"This compass I've rigged on gimbals here, beats anything Pauillac himself ever had. What's the matter with my home-made gyrostat and anemometer? And hasn't this aneroid barometer got cards and spades over the old-style models?"
Enthusiastic as a boy, Stern shook his head and smiled delightedly at Beatrice as he expounded the merits of the biplane and its fittings. She, half glad, half anxious at the possible outcome of the venture, stood by and listened and nodded as though she understood all the minutiae he explained.
"So then, you're ready to go up this morning?" she asked, with just a quiver of nervousness in her voice. "You're quite certain everything's all right--no chance of accident? For if anything happened--"
"There, there, nothing can happen, nothing will!" he reassured her. "This motor's been run three hours in succession already without skipping an explosion. Everything's in absolute order, I tell you. And as for the human, personal equation, I can vouch for that myself!"
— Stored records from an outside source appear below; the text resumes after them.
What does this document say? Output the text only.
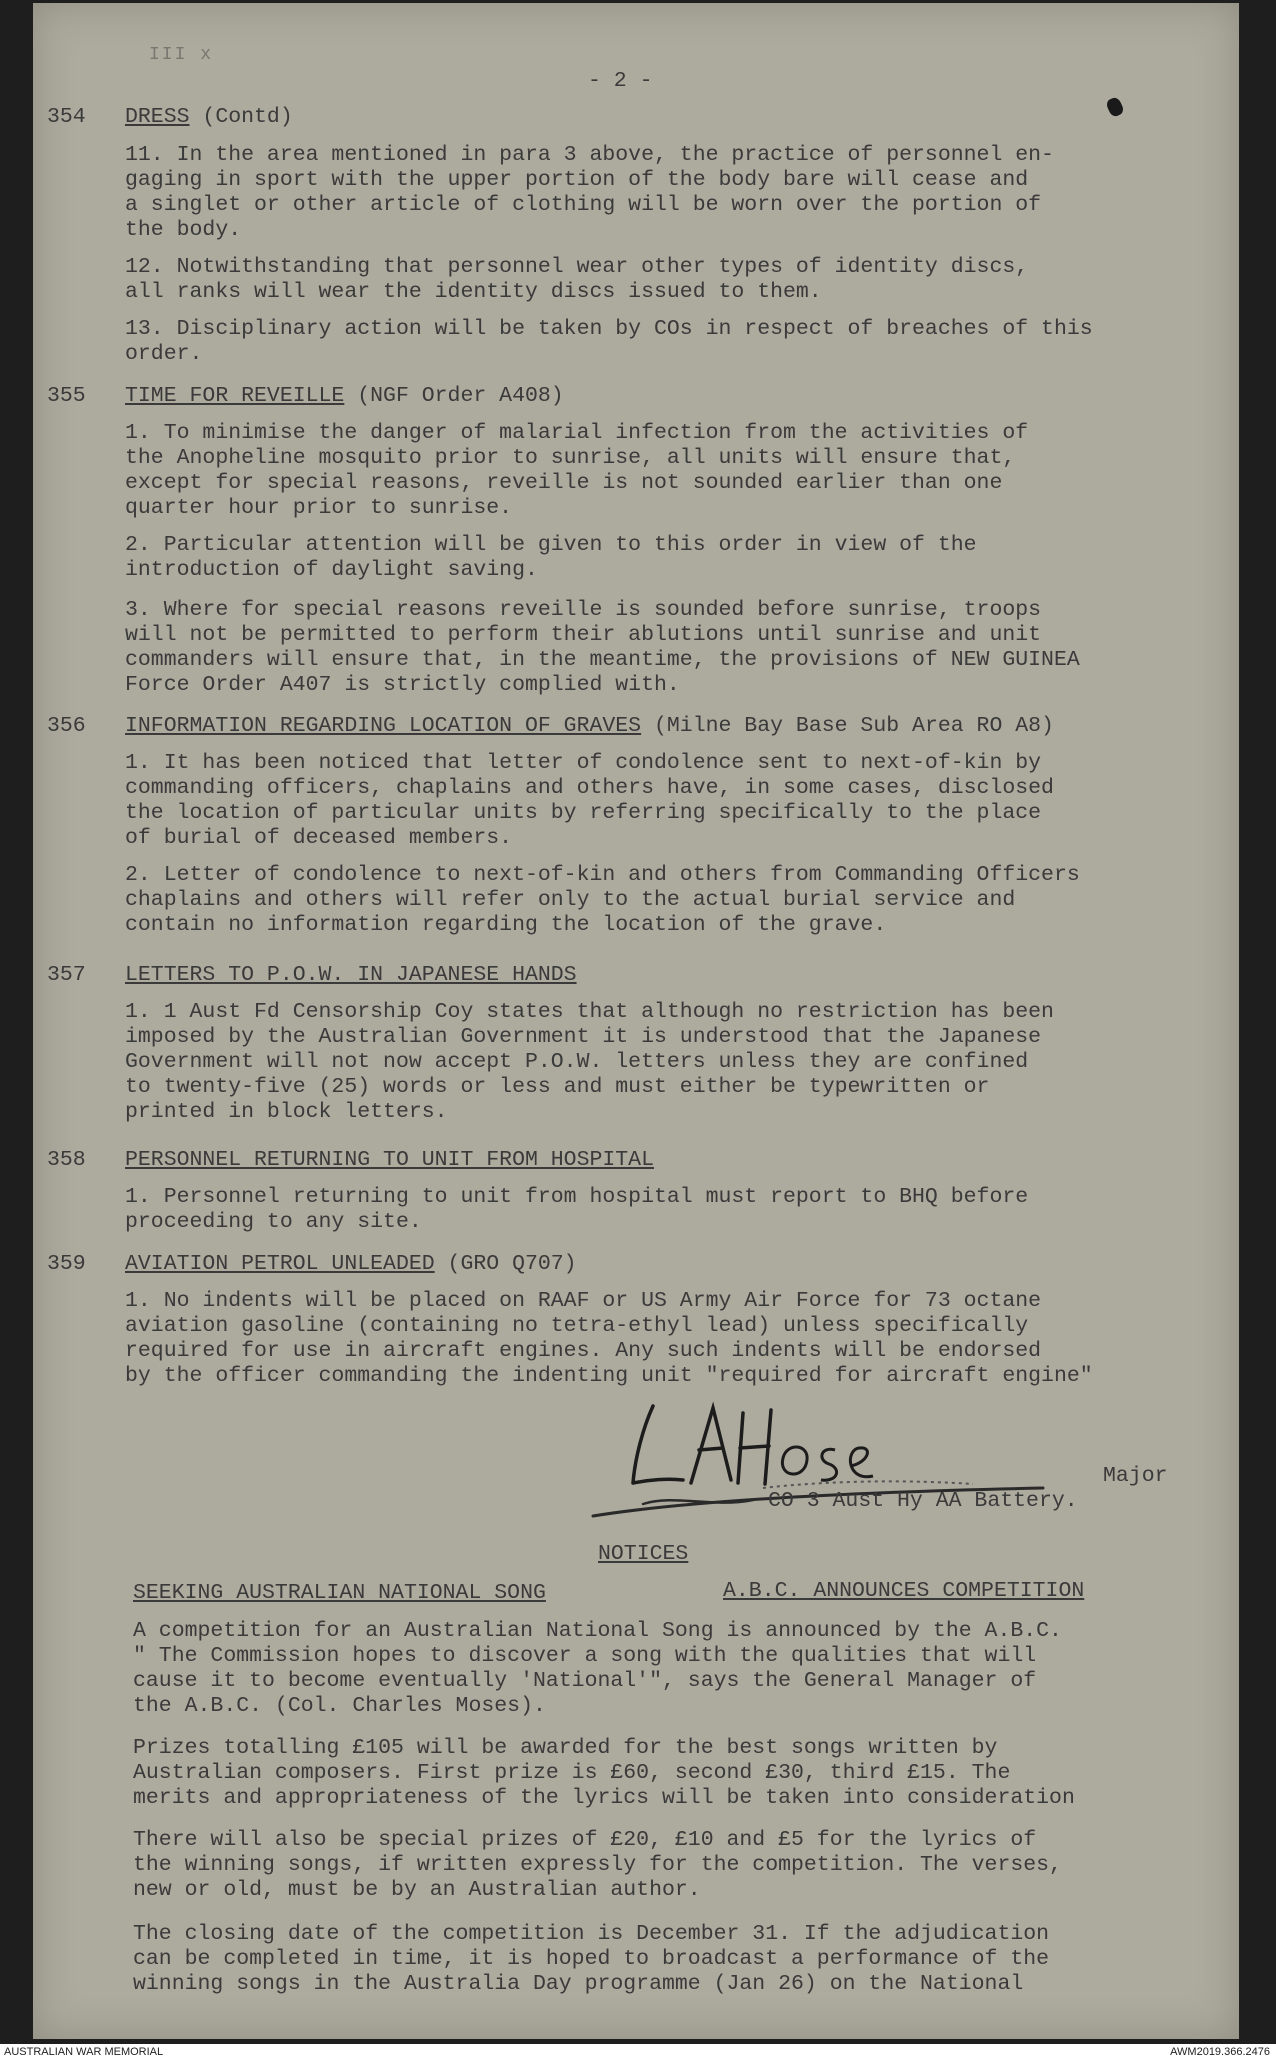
III x
- 2 -
354	DRESS (Contd)
11. In the area mentioned in para 3 above, the practice of personnel en-
gaging in sport with the upper portion of the body bare will cease and
a singlet or other article of clothing will be worn over the portion of
the body.
12. Notwithstanding that personnel wear other types of identity discs,
all ranks will wear the identity discs issued to them.
13. Disciplinary action will be taken by COs in respect of breaches of this
order.
355	TIME FOR REVEILLE (NGF Order A408)
1. To minimise the danger of malarial infection from the activities of
the Anopheline mosquito prior to sunrise, all units will ensure that,
except for special reasons, reveille is not sounded earlier than one
quarter hour prior to sunrise.
2. Particular attention will be given to this order in view of the
introduction of daylight saving.
3. Where for special reasons reveille is sounded before sunrise, troops
will not be permitted to perform their ablutions until sunrise and unit
commanders will ensure that, in the meantime, the provisions of NEW GUINEA
Force Order A407 is strictly complied with.
356	INFORMATION REGARDING LOCATION OF GRAVES (Milne Bay Base Sub Area RO A8)
1. It has been noticed that letter of condolence sent to next-of-kin by
commanding officers, chaplains and others have, in some cases, disclosed
the location of particular units by referring specifically to the place
of burial of deceased members.
2. Letter of condolence to next-of-kin and others from Commanding Officers
chaplains and others will refer only to the actual burial service and
contain no information regarding the location of the grave.
357	LETTERS TO P.O.W. IN JAPANESE HANDS
1. 1 Aust Fd Censorship Coy states that although no restriction has been
imposed by the Australian Government it is understood that the Japanese
Government will not now accept P.O.W. letters unless they are confined
to twenty-five (25) words or less and must either be typewritten or
printed in block letters.
358	PERSONNEL RETURNING TO UNIT FROM HOSPITAL
1. Personnel returning to unit from hospital must report to BHQ before
proceeding to any site.
359	AVIATION PETROL UNLEADED (GRO Q707)
1. No indents will be placed on RAAF or US Army Air Force for 73 octane
aviation gasoline (containing no tetra-ethyl lead) unless specifically
required for use in aircraft engines. Any such indents will be endorsed
by the officer commanding the indenting unit "required for aircraft engine"
Major
CO 3 Aust Hy AA Battery.
NOTICES
SEEKING AUSTRALIAN NATIONAL SONG	A.B.C. ANNOUNCES COMPETITION
A competition for an Australian National Song is announced by the A.B.C.
" The Commission hopes to discover a song with the qualities that will
cause it to become eventually 'National'", says the General Manager of
the A.B.C. (Col. Charles Moses).
Prizes totalling £105 will be awarded for the best songs written by
Australian composers. First prize is £60, second £30, third £15. The
merits and appropriateness of the lyrics will be taken into consideration
There will also be special prizes of £20, £10 and £5 for the lyrics of
the winning songs, if written expressly for the competition. The verses,
new or old, must be by an Australian author.
The closing date of the competition is December 31. If the adjudication
can be completed in time, it is hoped to broadcast a performance of the
winning songs in the Australia Day programme (Jan 26) on the National
AUSTRALIAN WAR MEMORIAL	AWM2019.366.2476
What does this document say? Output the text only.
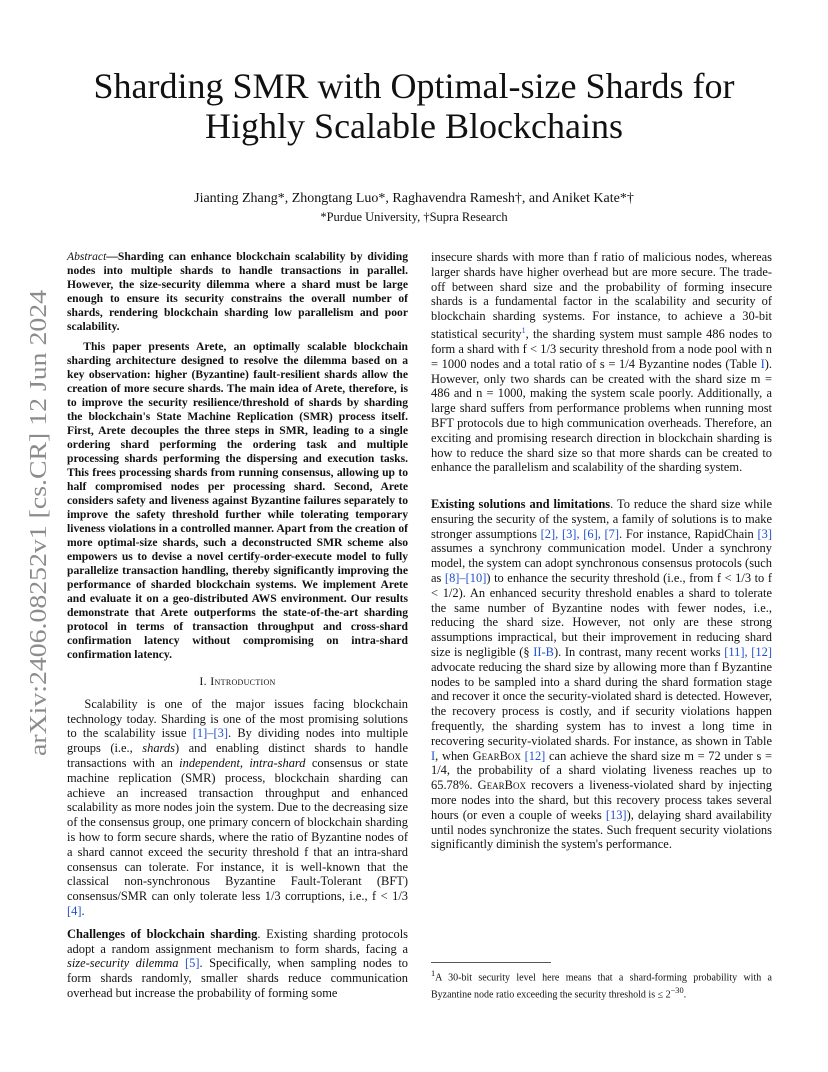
arXiv:2406.08252v1 [cs.CR] 12 Jun 2024
Sharding SMR with Optimal-size Shards for Highly Scalable Blockchains
Jianting Zhang*, Zhongtang Luo*, Raghavendra Ramesh†, and Aniket Kate*†
*Purdue University, †Supra Research

Abstract—Sharding can enhance blockchain scalability by dividing nodes into multiple shards to handle transactions in parallel. However, the size-security dilemma where a shard must be large enough to ensure its security constrains the overall number of shards, rendering blockchain sharding low parallelism and poor scalability.

This paper presents Arete, an optimally scalable blockchain sharding architecture designed to resolve the dilemma based on a key observation: higher (Byzantine) fault-resilient shards allow the creation of more secure shards. The main idea of Arete, therefore, is to improve the security resilience/threshold of shards by sharding the blockchain's State Machine Replication (SMR) process itself. First, Arete decouples the three steps in SMR, leading to a single ordering shard performing the ordering task and multiple processing shards performing the dispersing and execution tasks. This frees processing shards from running consensus, allowing up to half compromised nodes per processing shard. Second, Arete considers safety and liveness against Byzantine failures separately to improve the safety threshold further while tolerating temporary liveness violations in a controlled manner. Apart from the creation of more optimal-size shards, such a deconstructed SMR scheme also empowers us to devise a novel certify-order-execute model to fully parallelize transaction handling, thereby significantly improving the performance of sharded blockchain systems. We implement Arete and evaluate it on a geo-distributed AWS environment. Our results demonstrate that Arete outperforms the state-of-the-art sharding protocol in terms of transaction throughput and cross-shard confirmation latency without compromising on intra-shard confirmation latency.

I. Introduction

Scalability is one of the major issues facing blockchain technology today. Sharding is one of the most promising solutions to the scalability issue [1]–[3]. By dividing nodes into multiple groups (i.e., shards) and enabling distinct shards to handle transactions with an independent, intra-shard consensus or state machine replication (SMR) process, blockchain sharding can achieve an increased transaction throughput and enhanced scalability as more nodes join the system. Due to the decreasing size of the consensus group, one primary concern of blockchain sharding is how to form secure shards, where the ratio of Byzantine nodes of a shard cannot exceed the security threshold f that an intra-shard consensus can tolerate. For instance, it is well-known that the classical non-synchronous Byzantine Fault-Tolerant (BFT) consensus/SMR can only tolerate less 1/3 corruptions, i.e., f < 1/3 [4].

Challenges of blockchain sharding. Existing sharding protocols adopt a random assignment mechanism to form shards, facing a size-security dilemma [5]. Specifically, when sampling nodes to form shards randomly, smaller shards reduce communication overhead but increase the probability of forming some

insecure shards with more than f ratio of malicious nodes, whereas larger shards have higher overhead but are more secure. The trade-off between shard size and the probability of forming insecure shards is a fundamental factor in the scalability and security of blockchain sharding systems. For instance, to achieve a 30-bit statistical security$^1$, the sharding system must sample 486 nodes to form a shard with f < 1/3 security threshold from a node pool with n = 1000 nodes and a total ratio of s = 1/4 Byzantine nodes (Table I). However, only two shards can be created with the shard size m = 486 and n = 1000, making the system scale poorly. Additionally, a large shard suffers from performance problems when running most BFT protocols due to high communication overheads. Therefore, an exciting and promising research direction in blockchain sharding is how to reduce the shard size so that more shards can be created to enhance the parallelism and scalability of the sharding system.

Existing solutions and limitations. To reduce the shard size while ensuring the security of the system, a family of solutions is to make stronger assumptions [2], [3], [6], [7]. For instance, RapidChain [3] assumes a synchrony communication model. Under a synchrony model, the system can adopt synchronous consensus protocols (such as [8]–[10]) to enhance the security threshold (i.e., from f < 1/3 to f < 1/2). An enhanced security threshold enables a shard to tolerate the same number of Byzantine nodes with fewer nodes, i.e., reducing the shard size. However, not only are these strong assumptions impractical, but their improvement in reducing shard size is negligible (§ II-B). In contrast, many recent works [11], [12] advocate reducing the shard size by allowing more than f Byzantine nodes to be sampled into a shard during the shard formation stage and recover it once the security-violated shard is detected. However, the recovery process is costly, and if security violations happen frequently, the sharding system has to invest a long time in recovering security-violated shards. For instance, as shown in Table I, when GearBox [12] can achieve the shard size m = 72 under s = 1/4, the probability of a shard violating liveness reaches up to 65.78%. GearBox recovers a liveness-violated shard by injecting more nodes into the shard, but this recovery process takes several hours (or even a couple of weeks [13]), delaying shard availability until nodes synchronize the states. Such frequent security violations significantly diminish the system's performance.

$^1$A 30-bit security level here means that a shard-forming probability with a Byzantine node ratio exceeding the security threshold is ≤ $2^{-30}$.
Stern walked around to the back of the machine, picked up a long, stout stake he had prepared, took his ax, and at a distance of about twelve feet behind the biplane drove the stake very deep into the hard sand.
He knotted a strong leather cord to the stake, brought it forward and secured it to the frame of the machine.
"Now, Beatrice," he directed, "when I'm ready you cut the cord. I haven't any corps of assistants to hold me back till the right moment and then give me a shove, so the best I can do is this. Give a quick slash right here when I shout. And whatever happens don't be alarmed. I'll come back to you safe and sound, never fear. And this afternoon it's 'All Aboard for Boston!'"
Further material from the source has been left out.